Most investors want to know how to beat the market. They are always looking for the next hot stock or tip that is going to boost their returns into the stratosphere. The truth is, there are only two proven ways to beat the stock market:
- Trade on superior information
Of these, chances are you have a better shot at being lucky than you do of obtaining superior information. Think about how you usually come across news about companies. For most people it is through the news. Odds are that if you know the information, everyone else does as well. This is the basic definition of the efficient market hypothesis. It states that the market is always pricing in new information. So, by the time you get the information, the stock market has already factored this information into account.

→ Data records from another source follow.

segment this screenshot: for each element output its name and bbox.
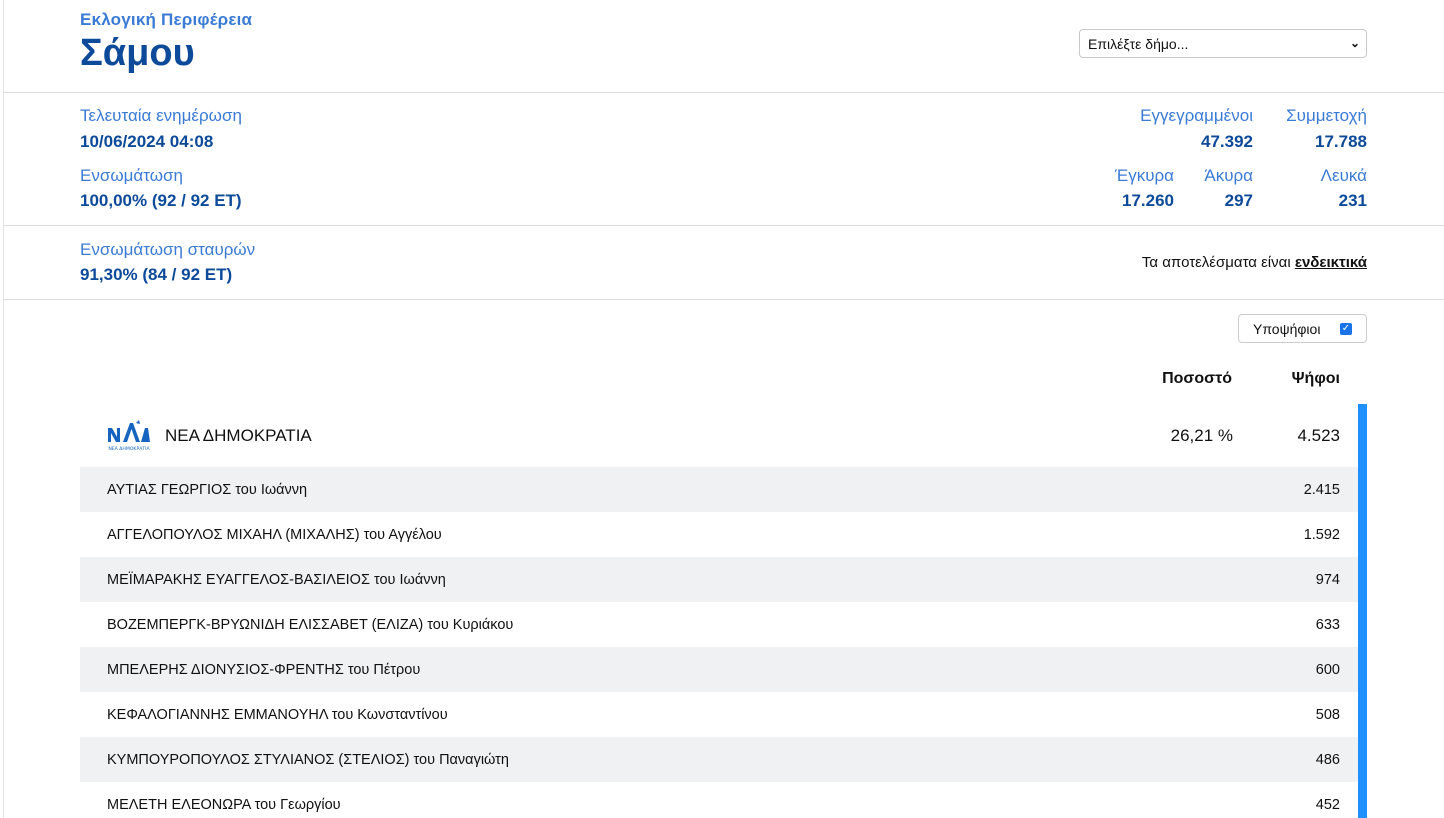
divider	[4, 299, 1444, 300]
candidates-list: ΑΥΤΙΑΣ ΓΕΩΡΓΙΟΣ του Ιωάννη 2.415 ΑΓΓΕΛΟΠΟ…	[80, 467, 1358, 818]
party-logo-text: ΝΕΑ ΔΗΜΟΚΡΑΤΙΑ	[108, 446, 150, 452]
page-header: Εκλογική Περιφέρεια Σάμου	[80, 10, 252, 75]
valid-value: 17.260	[1122, 191, 1174, 210]
valid-label: Έγκυρα	[1114, 166, 1174, 185]
candidate-votes: 974	[1315, 571, 1340, 588]
list-item: ΜΕΪΜΑΡΑΚΗΣ ΕΥΑΓΓΕΛΟΣ-ΒΑΣΙΛΕΙΟΣ του Ιωάνν…	[80, 557, 1358, 602]
party-votes: 4.523	[1297, 426, 1340, 445]
candidates-toggle[interactable]: Υποψήφιοι ✓	[1238, 314, 1367, 343]
chevron-down-icon: ⌄	[1349, 36, 1360, 50]
participation-value: 17.788	[1315, 132, 1367, 151]
blank-value: 231	[1338, 191, 1367, 210]
divider	[4, 225, 1444, 226]
blank-label: Λευκά	[1320, 166, 1367, 185]
candidate-votes: 2.415	[1303, 481, 1340, 498]
note-prefix: Τα αποτελέσματα είναι	[1141, 254, 1295, 271]
candidate-name: ΜΕΪΜΑΡΑΚΗΣ ΕΥΑΓΓΕΛΟΣ-ΒΑΣΙΛΕΙΟΣ του Ιωάνν…	[107, 571, 446, 588]
candidate-name: ΑΓΓΕΛΟΠΟΥΛΟΣ ΜΙΧΑΗΛ (ΜΙΧΑΛΗΣ) του Αγγέλο…	[107, 526, 442, 543]
invalid-value: 297	[1224, 191, 1253, 210]
candidate-votes: 452	[1315, 796, 1340, 813]
incorporation-value: 100,00% (92 / 92 ΕΤ)	[80, 191, 242, 210]
candidate-votes: 633	[1315, 616, 1340, 633]
checkbox-checked-icon[interactable]: ✓	[1340, 322, 1352, 335]
list-item: ΜΠΕΛΕΡΗΣ ΔΙΟΝΥΣΙΟΣ-ΦΡΕΝΤΗΣ του Πέτρου 600	[80, 647, 1358, 692]
party-row[interactable]: ΝΕΑ ΔΗΜΟΚΡΑΤΙΑ ΝΕΑ ΔΗΜΟΚΡΑΤΙΑ 26,21 % 4.…	[80, 404, 1367, 467]
cross-incorporation-label: Ενσωμάτωση σταυρών	[80, 240, 256, 259]
list-item: ΚΥΜΠΟΥΡΟΠΟΥΛΟΣ ΣΤΥΛΙΑΝΟΣ (ΣΤΕΛΙΟΣ) του Π…	[80, 737, 1358, 782]
incorporation-label: Ενσωμάτωση	[80, 166, 183, 185]
divider	[4, 92, 1444, 93]
municipality-select-value: Επιλέξτε δήμο...	[1088, 36, 1189, 52]
candidate-name: ΜΠΕΛΕΡΗΣ ΔΙΟΝΥΣΙΟΣ-ΦΡΕΝΤΗΣ του Πέτρου	[107, 661, 421, 678]
last-update-label: Τελευταία ενημέρωση	[80, 106, 242, 125]
votes-column-header: Ψήφοι	[1291, 370, 1340, 387]
candidate-name: ΚΥΜΠΟΥΡΟΠΟΥΛΟΣ ΣΤΥΛΙΑΝΟΣ (ΣΤΕΛΙΟΣ) του Π…	[107, 751, 509, 768]
list-item: ΒΟΖΕΜΠΕΡΓΚ-ΒΡΥΩΝΙΔΗ ΕΛΙΣΣΑΒΕΤ (ΕΛΙΖΑ) το…	[80, 602, 1358, 647]
candidate-votes: 486	[1315, 751, 1340, 768]
percent-column-header: Ποσοστό	[1162, 370, 1232, 387]
candidate-name: ΜΕΛΕΤΗ ΕΛΕΟΝΩΡΑ του Γεωργίου	[107, 796, 341, 813]
registered-label: Εγγεγραμμένοι	[1140, 106, 1253, 125]
candidate-votes: 600	[1315, 661, 1340, 678]
candidate-name: ΑΥΤΙΑΣ ΓΕΩΡΓΙΟΣ του Ιωάννη	[107, 481, 308, 498]
municipality-select[interactable]: Επιλέξτε δήμο... ⌄	[1079, 29, 1367, 58]
nd-logo-icon: ΝΕΑ ΔΗΜΟΚΡΑΤΙΑ	[108, 420, 151, 452]
last-update-value: 10/06/2024 04:08	[80, 132, 214, 151]
candidates-toggle-label: Υποψήφιοι	[1253, 320, 1321, 337]
party-color-bar	[1358, 404, 1367, 818]
candidate-votes: 508	[1315, 706, 1340, 723]
indicative-note: Τα αποτελέσματα είναι ενδεικτικά	[1142, 254, 1367, 271]
list-item: ΚΕΦΑΛΟΓΙΑΝΝΗΣ ΕΜΜΑΝΟΥΗΛ του Κωνσταντίνου…	[80, 692, 1358, 737]
list-item: ΜΕΛΕΤΗ ΕΛΕΟΝΩΡΑ του Γεωργίου 452	[80, 782, 1358, 818]
note-emphasis: ενδεικτικά	[1294, 254, 1367, 271]
registered-value: 47.392	[1201, 132, 1253, 151]
candidate-name: ΒΟΖΕΜΠΕΡΓΚ-ΒΡΥΩΝΙΔΗ ΕΛΙΣΣΑΒΕΤ (ΕΛΙΖΑ) το…	[107, 616, 514, 633]
candidate-votes: 1.592	[1303, 526, 1340, 543]
cross-incorporation-value: 91,30% (84 / 92 ΕΤ)	[80, 265, 233, 284]
region-label: Εκλογική Περιφέρεια	[80, 10, 253, 29]
list-item: ΑΥΤΙΑΣ ΓΕΩΡΓΙΟΣ του Ιωάννη 2.415	[80, 467, 1358, 512]
invalid-label: Άκυρα	[1204, 166, 1253, 185]
list-item: ΑΓΓΕΛΟΠΟΥΛΟΣ ΜΙΧΑΗΛ (ΜΙΧΑΛΗΣ) του Αγγέλο…	[80, 512, 1358, 557]
page-title: Σάμου	[80, 32, 195, 74]
party-percent: 26,21 %	[1170, 426, 1233, 445]
candidate-name: ΚΕΦΑΛΟΓΙΑΝΝΗΣ ΕΜΜΑΝΟΥΗΛ του Κωνσταντίνου	[107, 706, 448, 723]
participation-label: Συμμετοχή	[1286, 106, 1367, 125]
party-name: ΝΕΑ ΔΗΜΟΚΡΑΤΙΑ	[165, 426, 312, 445]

As for luck, Eugene Fama and Kenneth French completed a study, Luck versus Skill in the Cross Section of Mutual Fund Returns. In the study they found that US equity fund managers from 1984 through 2006 most actively-managed fund performed worse than the market when taking into account fees.

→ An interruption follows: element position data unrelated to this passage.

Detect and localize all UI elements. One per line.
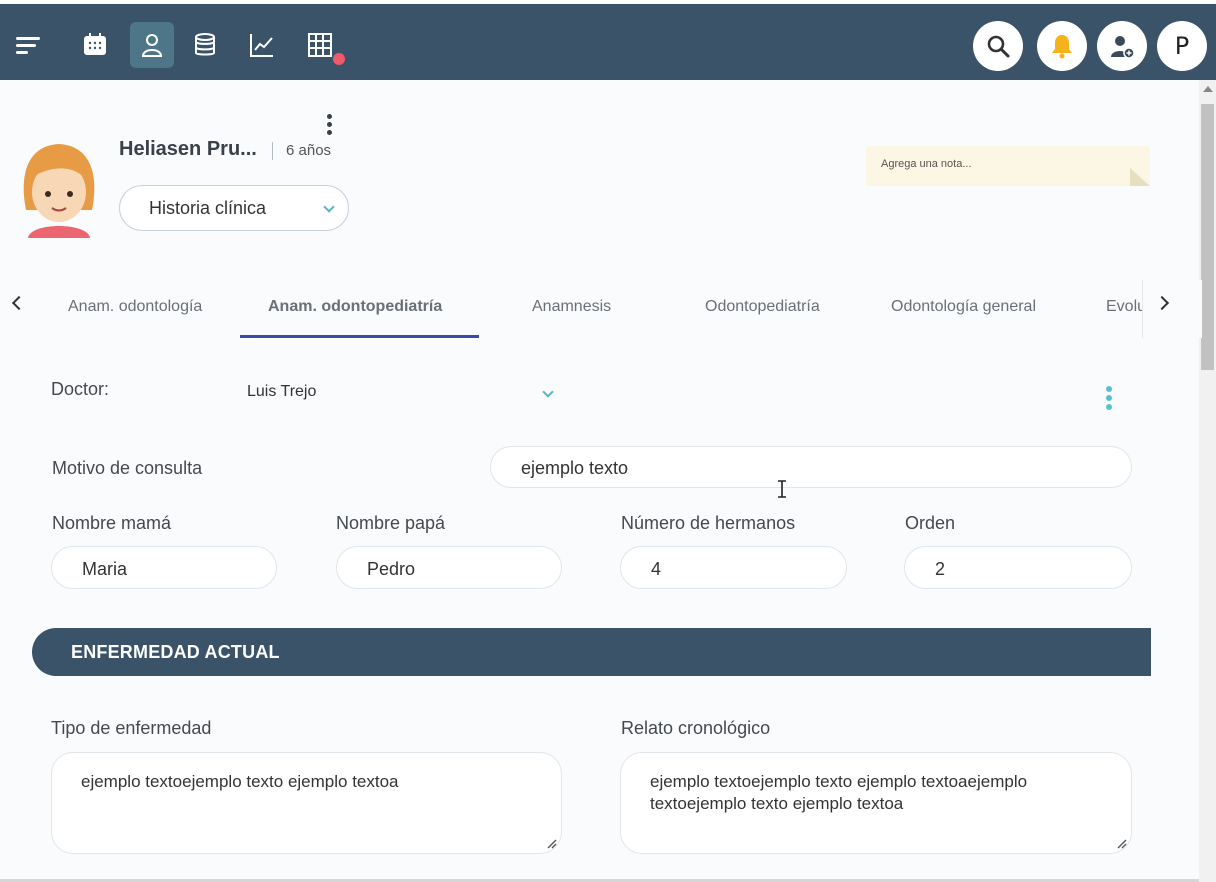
add-user-icon: [1111, 36, 1135, 59]
motivo-input[interactable]: ejemplo texto: [490, 446, 1132, 488]
sticky-note[interactable]: Agrega una nota...: [866, 146, 1150, 186]
section-header-enfermedad-actual[interactable]: ENFERMEDAD ACTUAL: [32, 628, 1151, 676]
motivo-value: ejemplo texto: [521, 458, 629, 478]
mama-label: Nombre mamá: [52, 513, 172, 533]
mama-input[interactable]: Maria: [51, 546, 277, 589]
patient-options-icon[interactable]: [322, 114, 336, 138]
papa-label: Nombre papá: [336, 513, 446, 533]
search-button[interactable]: [973, 21, 1023, 71]
scroll-up-arrow-icon[interactable]: [1203, 86, 1213, 92]
text-cursor-icon: [778, 480, 786, 498]
name-separator: [272, 142, 273, 160]
top-nav-bar: P: [0, 4, 1216, 80]
active-tab-indicator: [240, 335, 479, 338]
record-type-select[interactable]: Historia clínica: [119, 185, 349, 231]
add-user-button[interactable]: [1097, 21, 1147, 71]
profile-avatar-button[interactable]: P: [1157, 21, 1207, 71]
bell-icon: [1052, 35, 1072, 59]
motivo-label: Motivo de consulta: [52, 458, 203, 478]
orden-input[interactable]: 2: [904, 546, 1132, 589]
tipo-enfermedad-label: Tipo de enfermedad: [51, 718, 212, 738]
tipo-enfermedad-value: ejemplo textoejemplo texto ejemplo texto…: [81, 772, 399, 791]
chevron-down-icon: [323, 201, 335, 213]
tab-odontopediatria[interactable]: Odontopediatría: [705, 298, 820, 316]
hermanos-input[interactable]: 4: [620, 546, 847, 589]
patient-age: 6 años: [286, 142, 332, 159]
orden-value: 2: [935, 559, 946, 579]
chart-line-icon[interactable]: [240, 22, 284, 68]
hermanos-label: Número de hermanos: [621, 513, 796, 533]
patient-name: Heliasen Pru...: [119, 138, 257, 160]
relato-textarea[interactable]: ejemplo textoejemplo texto ejemplo texto…: [620, 752, 1132, 854]
resize-grip-icon[interactable]: [545, 837, 557, 849]
tabs-prev-arrow-icon[interactable]: [11, 295, 27, 311]
profile-initial: P: [1174, 32, 1190, 60]
patient-icon[interactable]: [130, 22, 174, 68]
relato-label: Relato cronológico: [621, 718, 771, 738]
orden-label: Orden: [905, 513, 956, 533]
notification-badge: [333, 53, 345, 65]
mama-value: Maria: [82, 559, 128, 579]
tabs-next-area: [1142, 280, 1202, 338]
menu-icon[interactable]: [6, 22, 50, 68]
papa-value: Pedro: [367, 559, 416, 579]
hermanos-value: 4: [651, 559, 662, 579]
papa-input[interactable]: Pedro: [336, 546, 562, 589]
patient-avatar: [23, 144, 95, 238]
doctor-chevron-down-icon[interactable]: [542, 386, 554, 398]
database-icon[interactable]: [183, 22, 227, 68]
notifications-button[interactable]: [1037, 21, 1087, 71]
note-fold: [1130, 168, 1150, 186]
resize-grip-icon[interactable]: [1115, 837, 1127, 849]
relato-value: ejemplo textoejemplo texto ejemplo texto…: [650, 772, 1028, 813]
calendar-icon[interactable]: [73, 22, 117, 68]
tab-anam-odontologia[interactable]: Anam. odontología: [68, 298, 202, 316]
tab-anamnesis[interactable]: Anamnesis: [532, 298, 611, 316]
tab-evolucion[interactable]: Evolu: [1106, 298, 1146, 316]
tab-odontologia-general[interactable]: Odontología general: [891, 298, 1036, 316]
note-placeholder: Agrega una nota...: [881, 158, 972, 170]
section-title: ENFERMEDAD ACTUAL: [71, 642, 280, 662]
scrollbar-thumb[interactable]: [1201, 104, 1214, 370]
tipo-enfermedad-textarea[interactable]: ejemplo textoejemplo texto ejemplo texto…: [51, 752, 562, 854]
doctor-label: Doctor:: [51, 379, 110, 399]
search-icon: [987, 35, 1010, 58]
record-type-value: Historia clínica: [149, 198, 267, 218]
tab-anam-odontopediatria[interactable]: Anam. odontopediatría: [268, 298, 442, 316]
form-options-icon[interactable]: [1104, 386, 1114, 414]
doctor-select-value[interactable]: Luis Trejo: [247, 383, 316, 401]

But what about the handful of managers that did beat the market? Fama and French created simulated portfolios which showed that the majority of managers that beat the market did so based on luck and not on skill.

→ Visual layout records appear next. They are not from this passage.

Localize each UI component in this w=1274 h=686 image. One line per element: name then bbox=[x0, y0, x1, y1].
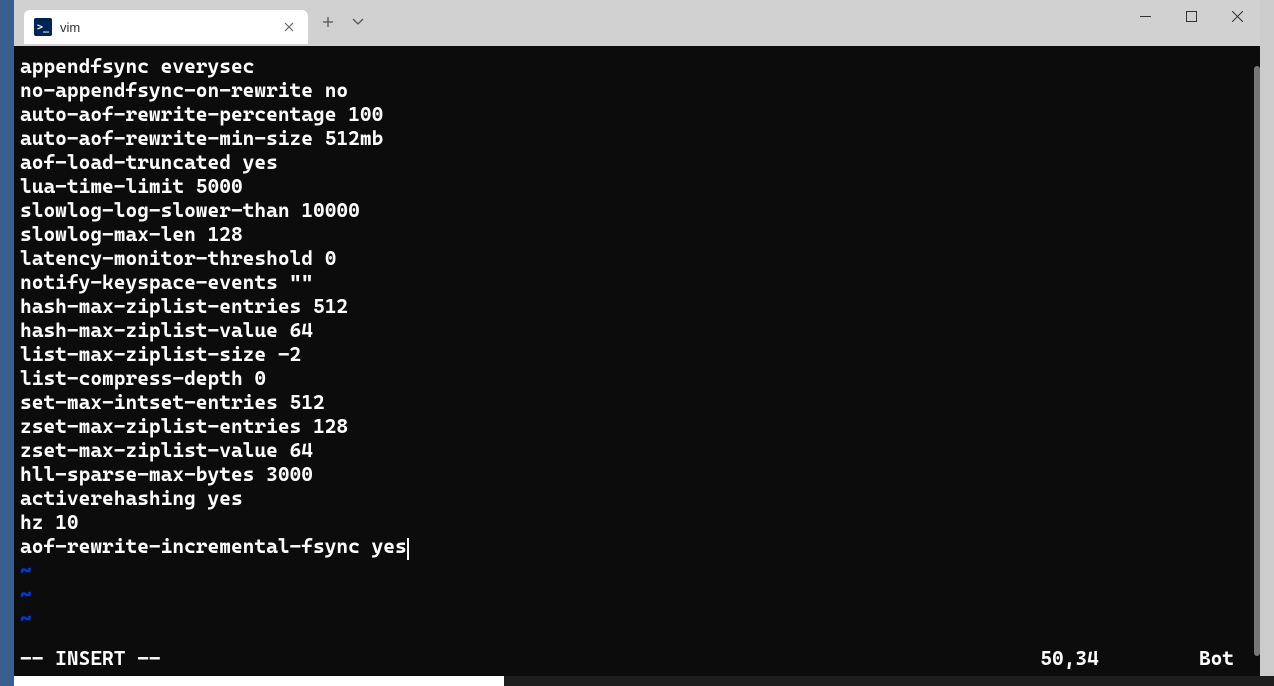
config-line: auto-aof-rewrite-min-size 512mb bbox=[20, 126, 1254, 150]
config-line: appendfsync everysec bbox=[20, 54, 1254, 78]
config-line: list-compress-depth 0 bbox=[20, 366, 1254, 390]
config-line: auto-aof-rewrite-percentage 100 bbox=[20, 102, 1254, 126]
config-line: aof-load-truncated yes bbox=[20, 150, 1254, 174]
config-line: slowlog-log-slower-than 10000 bbox=[20, 198, 1254, 222]
vim-empty-line-tilde: ~ bbox=[20, 606, 1254, 630]
config-line: activerehashing yes bbox=[20, 486, 1254, 510]
minimize-button[interactable] bbox=[1122, 0, 1168, 32]
close-tab-button[interactable] bbox=[280, 18, 298, 36]
vim-scroll-percent: Bot bbox=[1199, 646, 1254, 670]
config-line: aof-rewrite-incremental-fsync yes bbox=[20, 534, 1254, 558]
terminal-window: >_ vim a bbox=[14, 0, 1260, 676]
background-bottom-left bbox=[14, 676, 504, 686]
scrollbar-thumb[interactable] bbox=[1254, 66, 1260, 656]
powershell-icon: >_ bbox=[34, 18, 52, 36]
config-line: list-max-ziplist-size -2 bbox=[20, 342, 1254, 366]
close-window-button[interactable] bbox=[1214, 0, 1260, 32]
maximize-button[interactable] bbox=[1168, 0, 1214, 32]
tab-vim[interactable]: >_ vim bbox=[24, 10, 308, 44]
config-line: set-max-intset-entries 512 bbox=[20, 390, 1254, 414]
config-line: hash-max-ziplist-value 64 bbox=[20, 318, 1254, 342]
background-bottom-right bbox=[504, 676, 1274, 686]
vim-empty-line-tilde: ~ bbox=[20, 582, 1254, 606]
titlebar[interactable]: >_ vim bbox=[14, 0, 1260, 46]
config-line: hll-sparse-max-bytes 3000 bbox=[20, 462, 1254, 486]
background-left-edge bbox=[0, 0, 14, 686]
terminal-content[interactable]: appendfsync everysecno-appendfsync-on-re… bbox=[14, 46, 1260, 676]
vim-status-line: -- INSERT -- 50,34 Bot bbox=[20, 646, 1254, 670]
new-tab-button[interactable] bbox=[322, 16, 334, 28]
config-line: hz 10 bbox=[20, 510, 1254, 534]
vim-mode: -- INSERT -- bbox=[20, 646, 161, 670]
config-line: hash-max-ziplist-entries 512 bbox=[20, 294, 1254, 318]
config-line: no-appendfsync-on-rewrite no bbox=[20, 78, 1254, 102]
vim-empty-line-tilde: ~ bbox=[20, 558, 1254, 582]
tab-title: vim bbox=[60, 20, 272, 35]
scrollbar[interactable] bbox=[1252, 46, 1260, 676]
config-line: notify-keyspace-events "" bbox=[20, 270, 1254, 294]
tab-dropdown-button[interactable] bbox=[352, 18, 364, 26]
config-line: slowlog-max-len 128 bbox=[20, 222, 1254, 246]
text-cursor bbox=[407, 538, 409, 560]
config-line: latency-monitor-threshold 0 bbox=[20, 246, 1254, 270]
vim-cursor-position: 50,34 bbox=[1040, 646, 1199, 670]
config-line: zset-max-ziplist-entries 128 bbox=[20, 414, 1254, 438]
config-line: lua-time-limit 5000 bbox=[20, 174, 1254, 198]
config-line: zset-max-ziplist-value 64 bbox=[20, 438, 1254, 462]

What does this tell us? It tells us that the odds of you being in possession of superior information is unlikely and that those that beat the market are simply lucky. If you’ve ever been to Vegas, you know that at some point, your luck is going to run out.
Your best solution is to invest in a well-diversified portfolio of low cost funds and ETFs that track the market. There is no point in paying more for actively managed funds when the chances are that extra cost doesn’t pay off through increased returns.